Running Apache Hive jobs
Hive is a tool for accessing data storage in the Hadoop ecosystem. It lets you work with data in different formats and DBMS using an SQL-like query language. It's mainly used for working with data in HDFS, HBase, S3-compatible storage, and relational databases.
You can run Hive jobs from the Yandex.Cloud CLI and directly on the server using the Hive CLI.
Running jobs using the Yandex.Cloud CLI
If you don't have the Yandex.Cloud command line interface yet, install and initialize it.

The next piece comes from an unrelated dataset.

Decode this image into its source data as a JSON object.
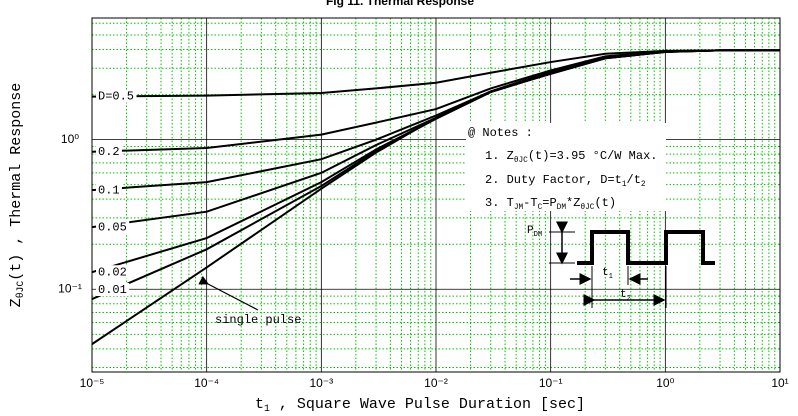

Jobs are run using the Yandex.Cloud CLI through the Data Proc agent installed on the cluster master host. Job parameters are passed to the agent through the Data Proc API.
An executable file and its dependencies must be located in storage that the Data Proc cluster service account has access to. The application being run must have access to storage where the source data set and run results are saved.
The calculation result is saved in the Yandex Object Storage bucket along with the service output.
There are two ways to send an SQL query to Hive:
-
In the run job command:
yc dataproc job create-hive --cluster-id <cluster ID> --name <job name> --query-list "SELECT Month, COUNT(*) FROM flights GROUP BY Month;"
-
In the Object Storage object that the Data Proc cluster service account has read access to:
yc dataproc job create-hive --cluster-id <cluster ID> --name <job name> --query-file-uri "s3a://<your bucket>/hive-query.sql"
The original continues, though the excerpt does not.